Isis, a Kobane 662 morti dall’inizio dell’offensiva

Da quando le milizie dello stato islamico sono entrate nella cittadina di Kobane, al confine con la Turchia, sono rimaste uccise 662 persone tra civili e soldati, senza contare le vittime dei raid aerei. A sostenerlo è l’Osservatorio siriano per i diritti umani, che fa un primo bilancio del delicato conflitto che prosegue anche in queste ore al confine tra Turchia e Siria. Delle 662 persone, 374 appartenevano alle fila dello Stato Islamico e 258 erano miliziani delle Unità di protezione del popolo Curdo. E mentre proseguono i combattimenti a Kobane, ieri si è riunito al Quirinale il Consiglio Supremo di Difesa. Al vertice hanno partecipato il Presidente della Repubblica Giorgio Napolitano, il presidente del Consiglio Matteo Renzi ed il ministro degli Esteri Federica Mogherini. “E’ indispensabile dare continuità e sbocchi risolutivi a questi sforzi.

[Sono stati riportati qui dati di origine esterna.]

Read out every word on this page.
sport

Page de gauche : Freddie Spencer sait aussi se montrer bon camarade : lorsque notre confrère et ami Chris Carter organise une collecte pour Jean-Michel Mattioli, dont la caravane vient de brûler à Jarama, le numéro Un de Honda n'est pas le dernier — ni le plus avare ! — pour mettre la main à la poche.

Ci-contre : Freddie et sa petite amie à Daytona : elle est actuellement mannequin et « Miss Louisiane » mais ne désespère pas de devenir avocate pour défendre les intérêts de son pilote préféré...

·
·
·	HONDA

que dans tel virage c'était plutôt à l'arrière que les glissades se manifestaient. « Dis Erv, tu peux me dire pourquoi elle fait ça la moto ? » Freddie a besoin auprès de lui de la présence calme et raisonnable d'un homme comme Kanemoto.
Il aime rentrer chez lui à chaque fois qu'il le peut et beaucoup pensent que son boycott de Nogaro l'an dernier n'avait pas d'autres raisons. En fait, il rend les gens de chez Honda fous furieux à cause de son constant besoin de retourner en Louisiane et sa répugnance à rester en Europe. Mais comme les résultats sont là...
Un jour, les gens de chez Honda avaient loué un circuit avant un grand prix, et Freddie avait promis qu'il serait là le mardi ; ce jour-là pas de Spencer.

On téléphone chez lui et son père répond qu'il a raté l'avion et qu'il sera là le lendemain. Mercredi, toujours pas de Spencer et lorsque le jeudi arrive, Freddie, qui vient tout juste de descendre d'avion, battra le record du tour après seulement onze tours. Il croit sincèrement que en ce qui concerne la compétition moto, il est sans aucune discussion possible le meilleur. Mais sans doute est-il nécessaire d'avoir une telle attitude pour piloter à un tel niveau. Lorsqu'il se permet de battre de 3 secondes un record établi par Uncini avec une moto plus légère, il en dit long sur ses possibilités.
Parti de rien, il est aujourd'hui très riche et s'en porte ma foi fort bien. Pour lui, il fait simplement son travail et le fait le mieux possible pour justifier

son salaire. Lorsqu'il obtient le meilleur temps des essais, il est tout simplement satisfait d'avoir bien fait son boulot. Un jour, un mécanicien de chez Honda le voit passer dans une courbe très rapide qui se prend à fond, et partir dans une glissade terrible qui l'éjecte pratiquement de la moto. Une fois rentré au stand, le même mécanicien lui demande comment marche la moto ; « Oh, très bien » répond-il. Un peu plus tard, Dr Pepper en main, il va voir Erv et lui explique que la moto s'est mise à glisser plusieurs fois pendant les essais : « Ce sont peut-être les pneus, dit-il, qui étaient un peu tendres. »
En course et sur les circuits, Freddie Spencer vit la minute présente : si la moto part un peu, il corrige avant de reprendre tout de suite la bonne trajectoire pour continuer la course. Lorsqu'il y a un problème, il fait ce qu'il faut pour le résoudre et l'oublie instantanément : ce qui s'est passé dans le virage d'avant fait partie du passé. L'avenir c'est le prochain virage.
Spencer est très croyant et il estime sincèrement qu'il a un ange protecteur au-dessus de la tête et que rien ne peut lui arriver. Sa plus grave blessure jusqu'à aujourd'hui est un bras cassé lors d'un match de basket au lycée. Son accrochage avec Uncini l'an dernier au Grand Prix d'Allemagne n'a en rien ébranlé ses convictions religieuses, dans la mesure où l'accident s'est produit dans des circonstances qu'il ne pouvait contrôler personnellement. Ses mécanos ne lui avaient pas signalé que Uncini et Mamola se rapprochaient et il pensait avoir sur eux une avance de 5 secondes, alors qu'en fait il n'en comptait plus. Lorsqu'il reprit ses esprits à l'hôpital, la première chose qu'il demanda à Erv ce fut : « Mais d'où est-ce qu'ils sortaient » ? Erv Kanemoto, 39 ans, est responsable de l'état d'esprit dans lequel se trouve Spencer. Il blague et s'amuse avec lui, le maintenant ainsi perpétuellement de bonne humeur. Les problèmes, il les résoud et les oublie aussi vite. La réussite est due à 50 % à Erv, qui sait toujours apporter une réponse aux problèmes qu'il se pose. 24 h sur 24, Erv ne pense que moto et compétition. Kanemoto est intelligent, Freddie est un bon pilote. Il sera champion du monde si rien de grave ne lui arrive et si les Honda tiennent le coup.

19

La pressione militare dell’ISIS in Siria e in Iraq implica rischi rilevanti per l’Europa e per l’Italia, anche per la forza attrattiva che il movimento sembra poter esercitare su altre formazioni jihadiste e dell’estremismo islamico in aree non contigue ai territori controllati” si legge in una nota diffusa dal Quirinale a riunione terminata. “La minaccia costituita dai cosiddetti foreign fighters rende evidente l’esigenza di uno sforzo integrato e senza soluzione di continuità, sia sul fronte informativo sia su quello esecutivo, da parte dei dispositivi di sicurezza esterna e interna nazionali e internazionali” conclude la nota.